At the home office in the summer cottage. How are the customers doing? In just a few hours I check the situation at almost one hundred properties.
- Are there any problems anywhere with energy use? Is it due to ventilation, heating or a poorly functioning heat recovery system? Is the operating efficiency of the heat pumps sub-optimal?
- What about the conditions in the building?
These properties usually have 500 ventilation machines and a heat recovery system, one hundred heating networks and over 30 heat pumps and ten solar energy plants.
You probably think that sounds like a hell of a job. In the past this would have taken a week. Now I get all the data directly from the cloud on my screen, organised, and in real time. When it’s the technology finding and recognising the problems for me, I can use my time for solving them.
Tesla conquered the electric car market partly due to the fact that it was the first to truly connect the cars to the cloud. The cars send a huge amount of data to be analysed every day. Thanks to that data we can recognise possible faults before they cause problems and create new features for the cars.
You drive your car into the garage in the evening, and in the morning you notice that it has a new feature. The car feels new again.
Data is fuel
Data is the fuel for machine learning and AI. The more data, the better machine learning and AI can be used in developing new automated processes.

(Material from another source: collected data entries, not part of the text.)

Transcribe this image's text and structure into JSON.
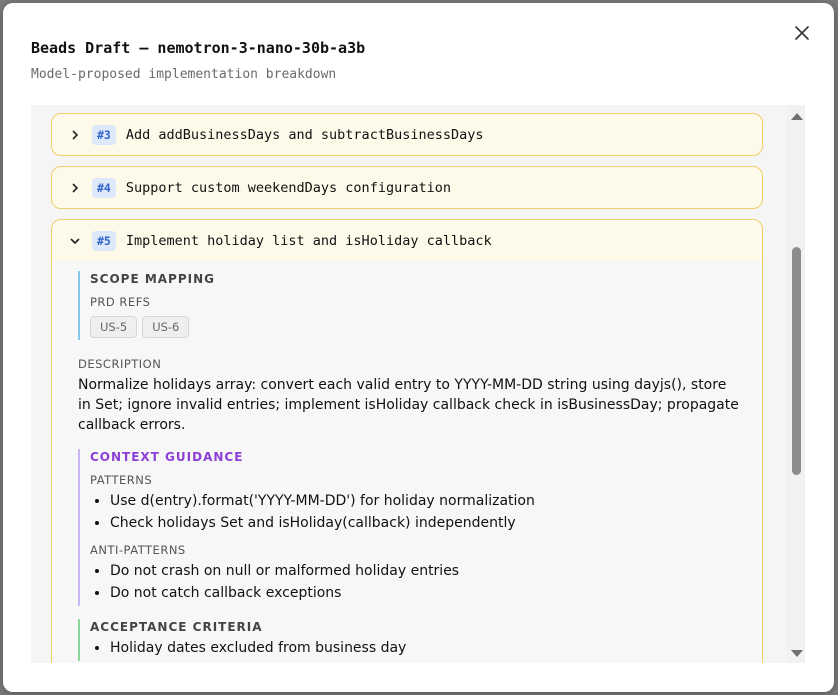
{
  "modal": {
    "title": "Beads Draft — nemotron-3-nano-30b-a3b",
    "subtitle": "Model-proposed implementation breakdown"
  },
  "icons": {
    "close": "close-icon",
    "chevron_right": "chevron-right-icon",
    "chevron_down": "chevron-down-icon"
  },
  "colors": {
    "card_border": "#f0cf6b",
    "badge": "#2e64c9",
    "context": "#8b3fd6",
    "scope_border": "#86c7ec",
    "criteria_border": "#8bd49a"
  },
  "beads": [
    {
      "number": "#3",
      "title": "Add addBusinessDays and subtractBusinessDays",
      "expanded": false
    },
    {
      "number": "#4",
      "title": "Support custom weekendDays configuration",
      "expanded": false
    },
    {
      "number": "#5",
      "title": "Implement holiday list and isHoliday callback",
      "expanded": true,
      "scope_mapping": {
        "heading": "SCOPE MAPPING",
        "prd_refs_label": "PRD REFS",
        "prd_refs": [
          "US-5",
          "US-6"
        ]
      },
      "description_label": "DESCRIPTION",
      "description": "Normalize holidays array: convert each valid entry to YYYY-MM-DD string using dayjs(), store in Set; ignore invalid entries; implement isHoliday callback check in isBusinessDay; propagate callback errors.",
      "context_guidance": {
        "heading": "CONTEXT GUIDANCE",
        "patterns_label": "PATTERNS",
        "patterns": [
          "Use d(entry).format('YYYY-MM-DD') for holiday normalization",
          "Check holidays Set and isHoliday(callback) independently"
        ],
        "anti_patterns_label": "ANTI-PATTERNS",
        "anti_patterns": [
          "Do not crash on null or malformed holiday entries",
          "Do not catch callback exceptions"
        ]
      },
      "acceptance_criteria": {
        "heading": "ACCEPTANCE CRITERIA",
        "items": [
          "Holiday dates excluded from business day"
        ]
      }
    }
  ]
}
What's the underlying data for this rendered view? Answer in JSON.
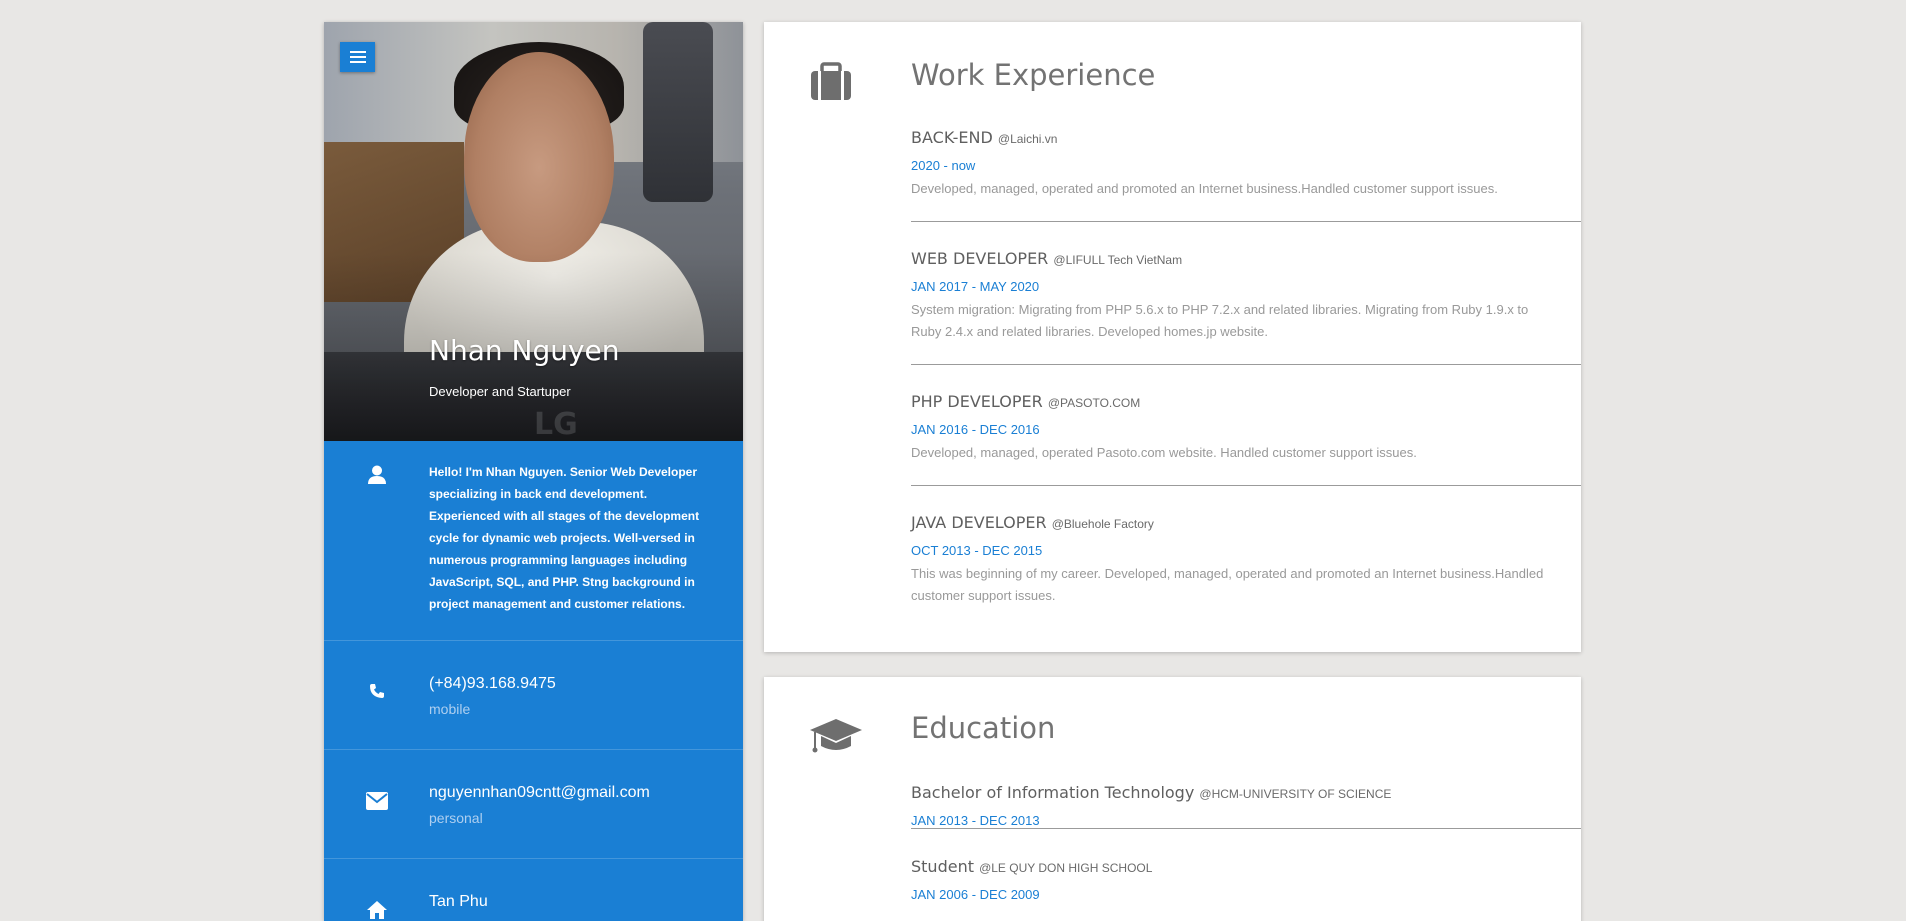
{
  "profile": {
    "name": "Nhan Nguyen",
    "role": "Developer and Startuper",
    "about": "Hello! I'm Nhan Nguyen. Senior Web Developer specializing in back end development. Experienced with all stages of the development cycle for dynamic web projects. Well-versed in numerous programming languages including JavaScript, SQL, and PHP. Stng background in project management and customer relations."
  },
  "contacts": [
    {
      "icon": "phone-icon",
      "value": "(+84)93.168.9475",
      "label": "mobile"
    },
    {
      "icon": "envelope-icon",
      "value": "nguyennhan09cntt@gmail.com",
      "label": "personal"
    },
    {
      "icon": "home-icon",
      "value": "Tan Phu",
      "label": ""
    }
  ],
  "work": {
    "title": "Work Experience",
    "entries": [
      {
        "position": "BACK-END",
        "company": "@Laichi.vn",
        "date": "2020 - now",
        "description": "Developed, managed, operated and promoted an Internet business.Handled customer support issues."
      },
      {
        "position": "WEB DEVELOPER",
        "company": "@LIFULL Tech VietNam",
        "date": "JAN 2017 - MAY 2020",
        "description": "System migration: Migrating from PHP 5.6.x to PHP 7.2.x and related libraries. Migrating from Ruby 1.9.x to Ruby 2.4.x and related libraries. Developed homes.jp website."
      },
      {
        "position": "PHP DEVELOPER",
        "company": "@PASOTO.COM",
        "date": "JAN 2016 - DEC 2016",
        "description": "Developed, managed, operated Pasoto.com website. Handled customer support issues."
      },
      {
        "position": "JAVA DEVELOPER",
        "company": "@Bluehole Factory",
        "date": "OCT 2013 - DEC 2015",
        "description": "This was beginning of my career. Developed, managed, operated and promoted an Internet business.Handled customer support issues."
      }
    ]
  },
  "education": {
    "title": "Education",
    "entries": [
      {
        "degree": "Bachelor of Information Technology",
        "school": "@HCM-UNIVERSITY OF SCIENCE",
        "date": "JAN 2013 - DEC 2013"
      },
      {
        "degree": "Student",
        "school": "@LE QUY DON HIGH SCHOOL",
        "date": "JAN 2006 - DEC 2009"
      }
    ]
  },
  "colors": {
    "accent": "#1a7fd4",
    "background": "#e8e7e5",
    "title": "#737373"
  }
}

The same is true for buildings. The brains of a building have traditionally been the building services systems that can be likened to the engine management system in a car. They vary in both cars and buildings according to age, make, type, technology and type of control. In cars, however, the established user interfaces are very similar in terms of their core functions. It is difficult to imagine a car without a steering wheel, pedals or a speedometer. Once you have driven one car, after a little practice you can drive any car.
Buildings do not have this kind of established user interface, rather each building is individual. That’s why the person in charge of maintenance has to gain a deep understanding of the technology and processes of each building so that they can control the building as well as possible. It takes time, and often the learning is done the hard way. Even hardened professionals sometimes struggle to understand the effects different adjustments have on different functions.

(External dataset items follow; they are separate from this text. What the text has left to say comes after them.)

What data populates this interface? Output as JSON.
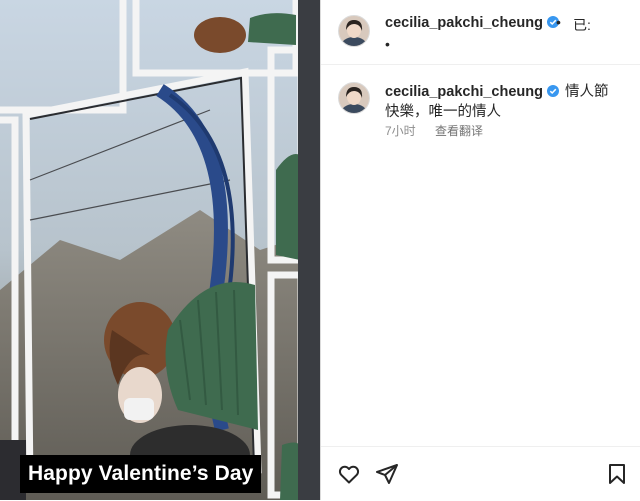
{
  "post": {
    "media": {
      "caption_text": "Happy Valentine’s Day"
    },
    "header": {
      "username": "cecilia_pakchi_cheung",
      "separator": "•",
      "follow_status": "已:",
      "second_dot": "•"
    },
    "comment": {
      "username": "cecilia_pakchi_cheung",
      "caption_line1": "情人節",
      "caption_line2": "快樂，唯一的情人",
      "time": "7小时",
      "translate_label": "查看翻译"
    },
    "icons": {
      "like": "heart-icon",
      "share": "paper-plane-icon",
      "save": "bookmark-icon",
      "verified": "verified-badge-icon"
    },
    "colors": {
      "verified": "#3897f0",
      "text": "#262626",
      "muted": "#8e8e8e"
    }
  }
}
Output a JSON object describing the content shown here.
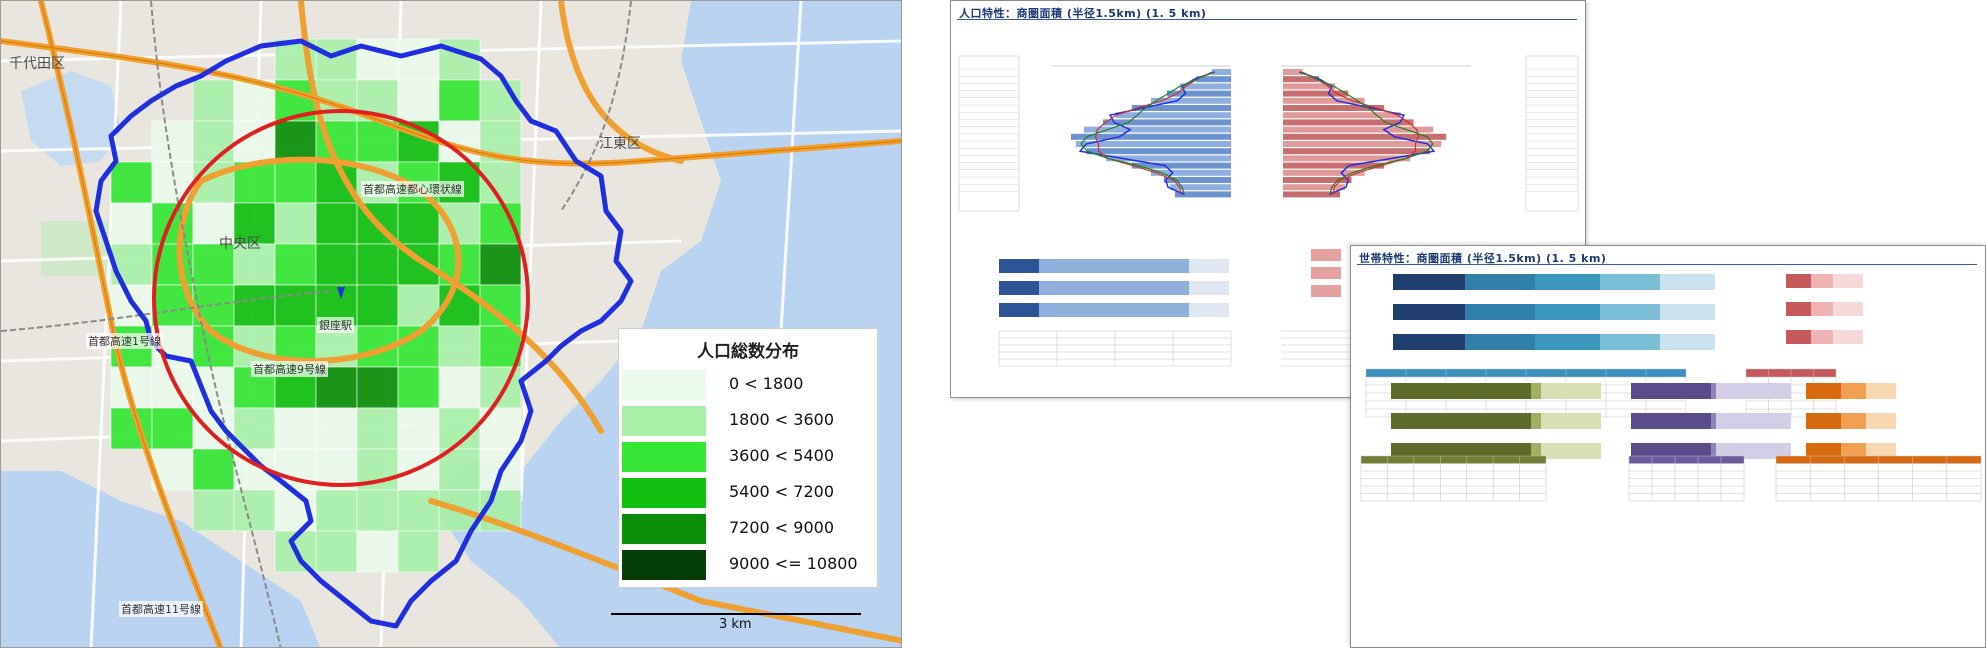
{
  "map": {
    "districts": [
      "千代田区",
      "江東区",
      "中央区"
    ],
    "station": "銀座駅",
    "highways": [
      "首都高速1号線",
      "首都高速9号線",
      "首都高速都心環状線",
      "首都高速11号線"
    ],
    "legend": {
      "title": "人口総数分布",
      "classes": [
        {
          "label": "0 <  1800",
          "color": "#eafaea"
        },
        {
          "label": "1800 <  3600",
          "color": "#a8f0a8"
        },
        {
          "label": "3600 <  5400",
          "color": "#33e633"
        },
        {
          "label": "5400 <  7200",
          "color": "#0fc00f"
        },
        {
          "label": "7200 <  9000",
          "color": "#0a8e0a"
        },
        {
          "label": "9000 <=  10800",
          "color": "#053f05"
        }
      ]
    },
    "scale_label": "3 km",
    "colors": {
      "boundary": "#1f2fe0",
      "circle": "#e02020",
      "water": "#b9d3f2",
      "land": "#ece9e2"
    }
  },
  "report_back": {
    "title": "人口特性：商圏面積 (半径1.5km)    (1. 5 km)"
  },
  "report_front": {
    "title": "世帯特性：商圏面積 (半径1.5km)    (1. 5 km)"
  }
}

It’s the same as if you would try to drive a car without controls or dials. Instead of using the speedometer and accelerator you would have to control the speed by changing the fuel mixture ratio or controlling the engine’s electrics. And what if the speed and fuel dials took a few days to respond, as is the case in many building energy-use reports? So when you drive to work today, you only find out a day later if you kept to the speed limits and used fuel efficiently.
This is not a particularly smart way of doing things. That’s why we have developed a platform where the technical processes of the properties are modelled with the help of what is known as a digital twin. We can intervene in events instantly rather than at the stage where the problem becomes visible to the user resulting in dissatisfaction or an over-inflated energy bill.

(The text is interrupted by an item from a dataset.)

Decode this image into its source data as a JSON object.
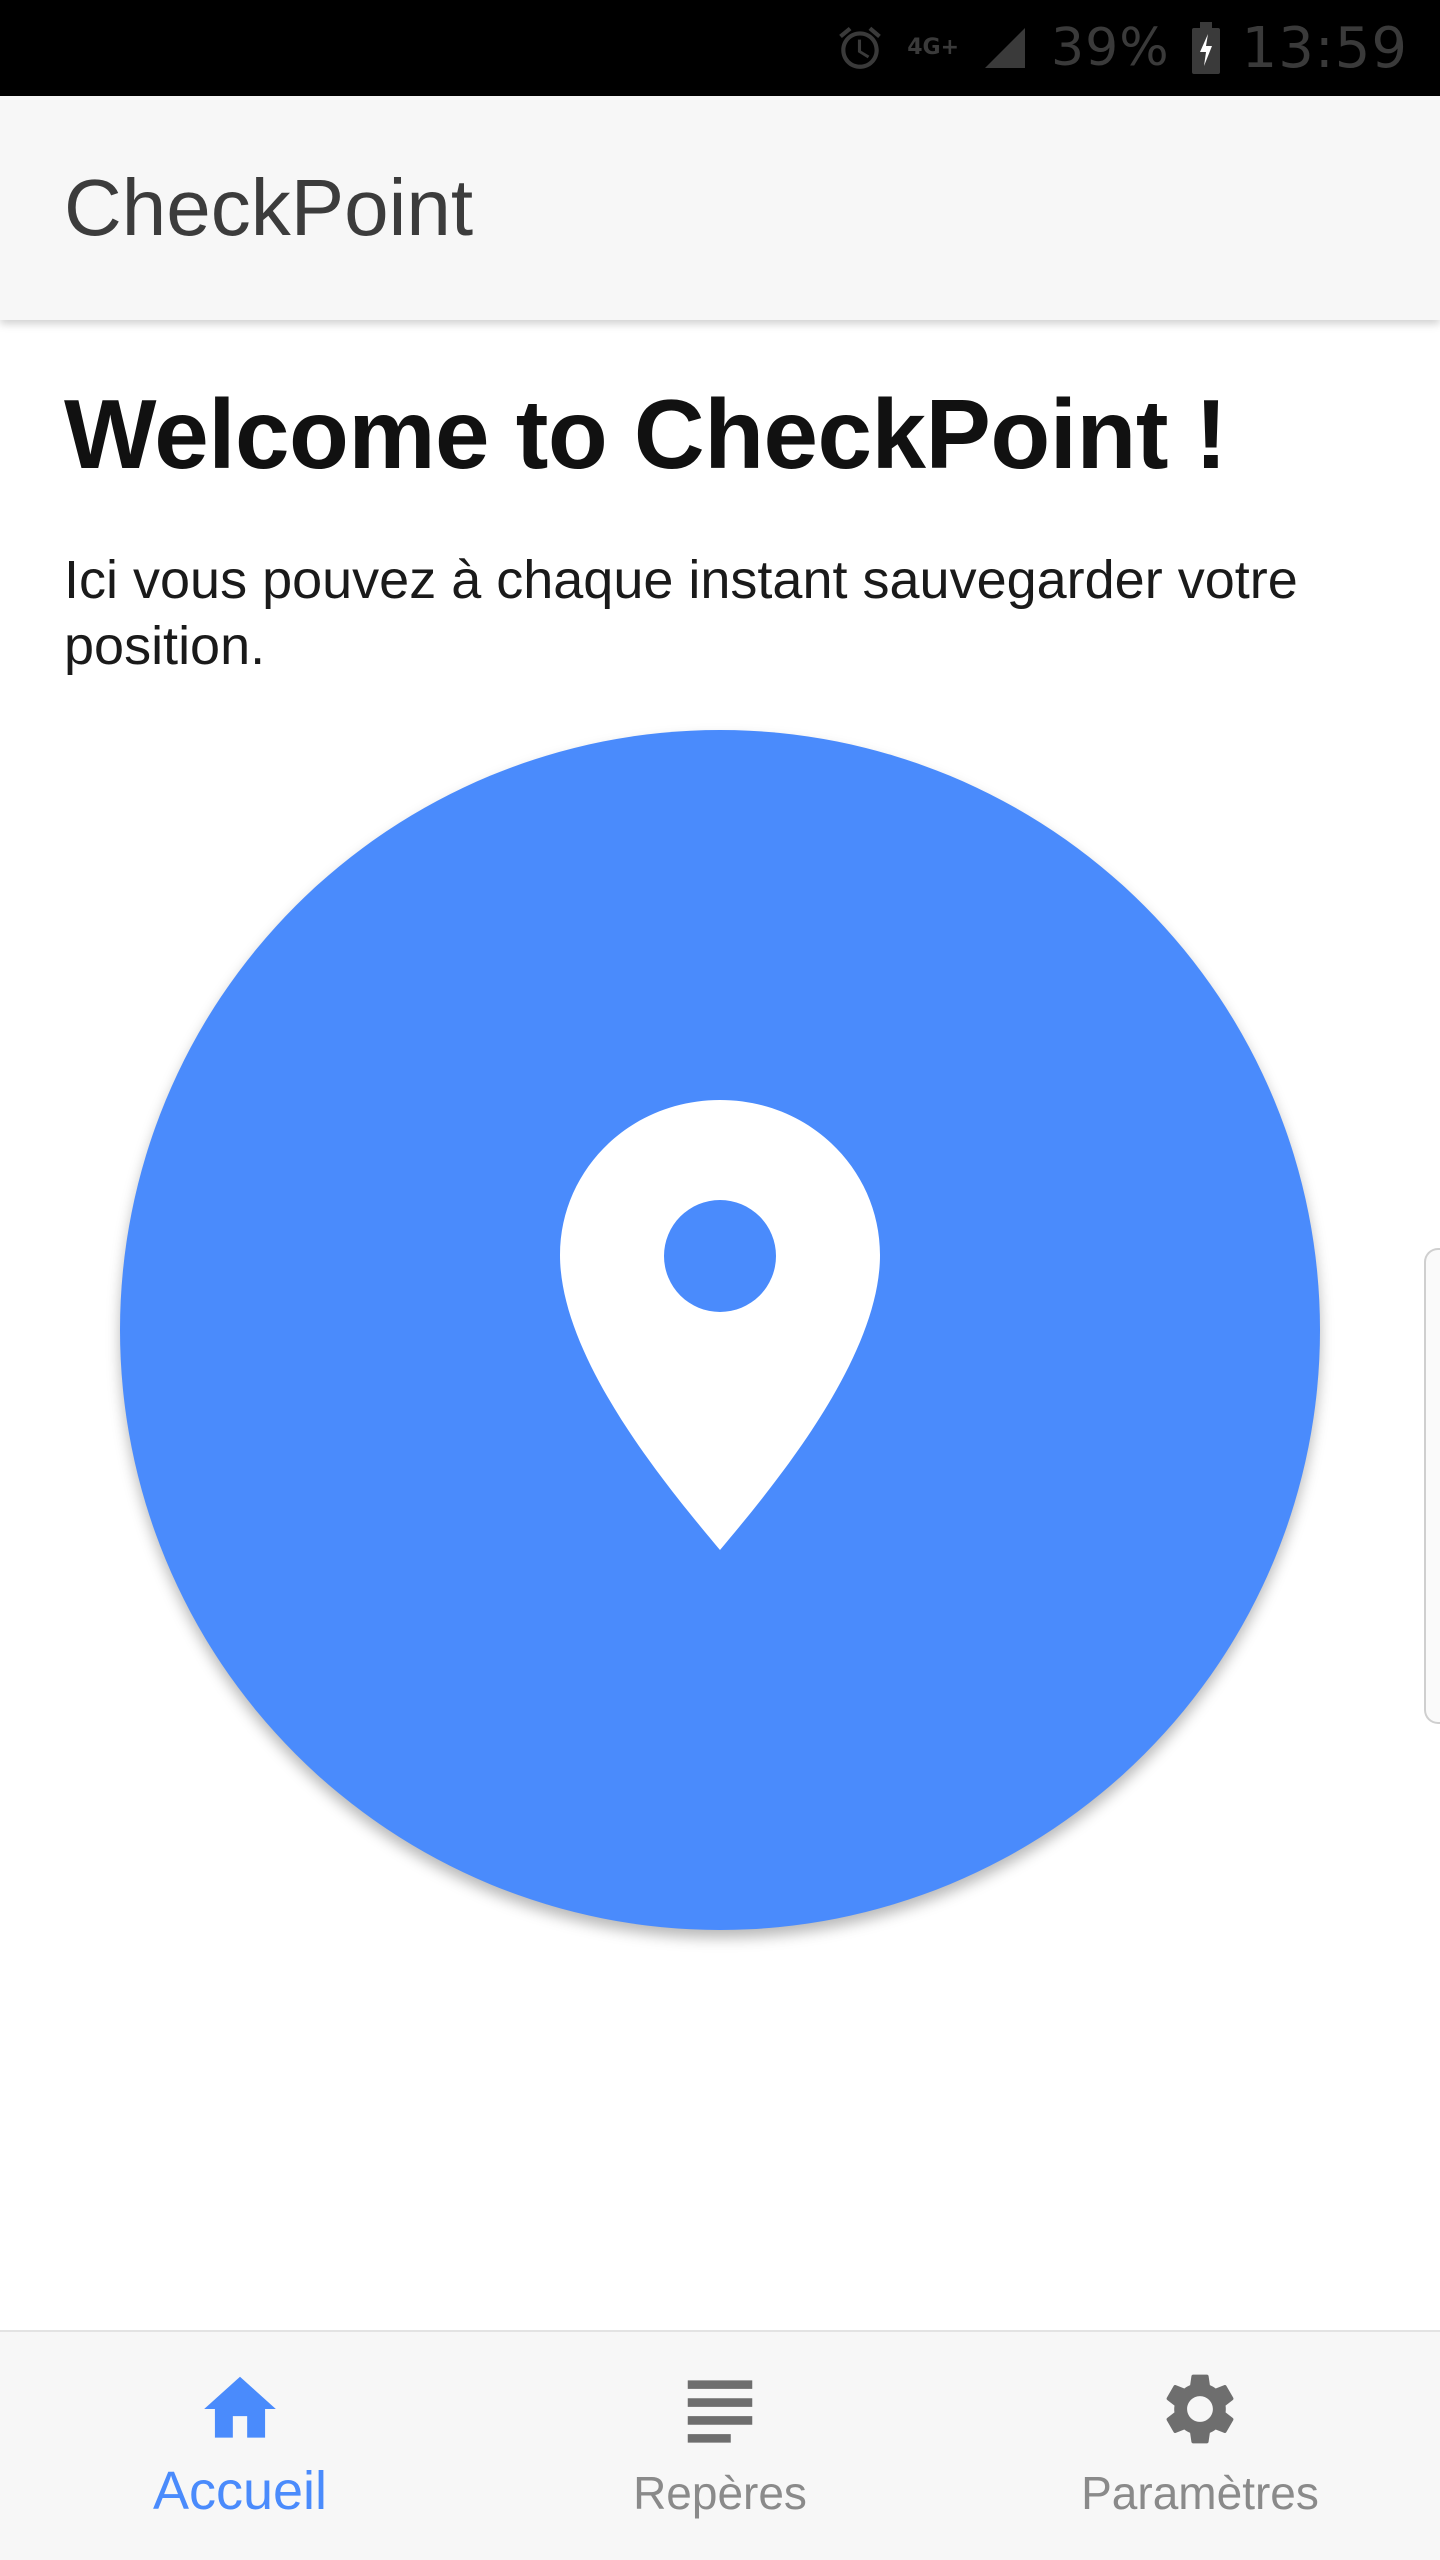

Underpinning all this is the same engine management logic as in a car. If a red light goes on, the maintenance person is immediately called to diagnose the problem and if necessary adjust the controls.
A self-driving property
The data harvesting possibilities are only one side of the coin. Harvested data can be enriched with external data. In this way the enriched data can be used to create new features for the existing technology used in the property. How would it sound if your property, for example, would learn to connect to the demand-side energy market or take the weather forecast into consideration all based on its own data?
We are not necessarily too far from the day when a property can do its own long-term plan. It monitors the operating efficiency of equipment and predicts when is the best time to perform maintenance or order new equipment. In this way the property saves energy and levels out the need for peak power. At the same time the comfort of the user is improved and the conditions remain stable.
The first steps have already been taken. Our digital twin already actively collects, reports and manages properties. As the collected data increases, we develop and create new smart models that open the way to functionalities that previously seemed impossible. We create added value throughout the entire lifetime of the property.
It’s not a question of if there will be a platform economy for properties or not. Rather it is a question of when will it happen and who will be the first to benefit from its potential. They will be the first to enjoy the benefits and competitive advantages that the cloud brings.
Author, Ari Taiponen, is in charge of digital services at LeaseGreen. Ari makes sure that the new smart solutions offered to our customers provide the best possible added value, support the achievement of lifecycle benefits and keep our customers satisfied.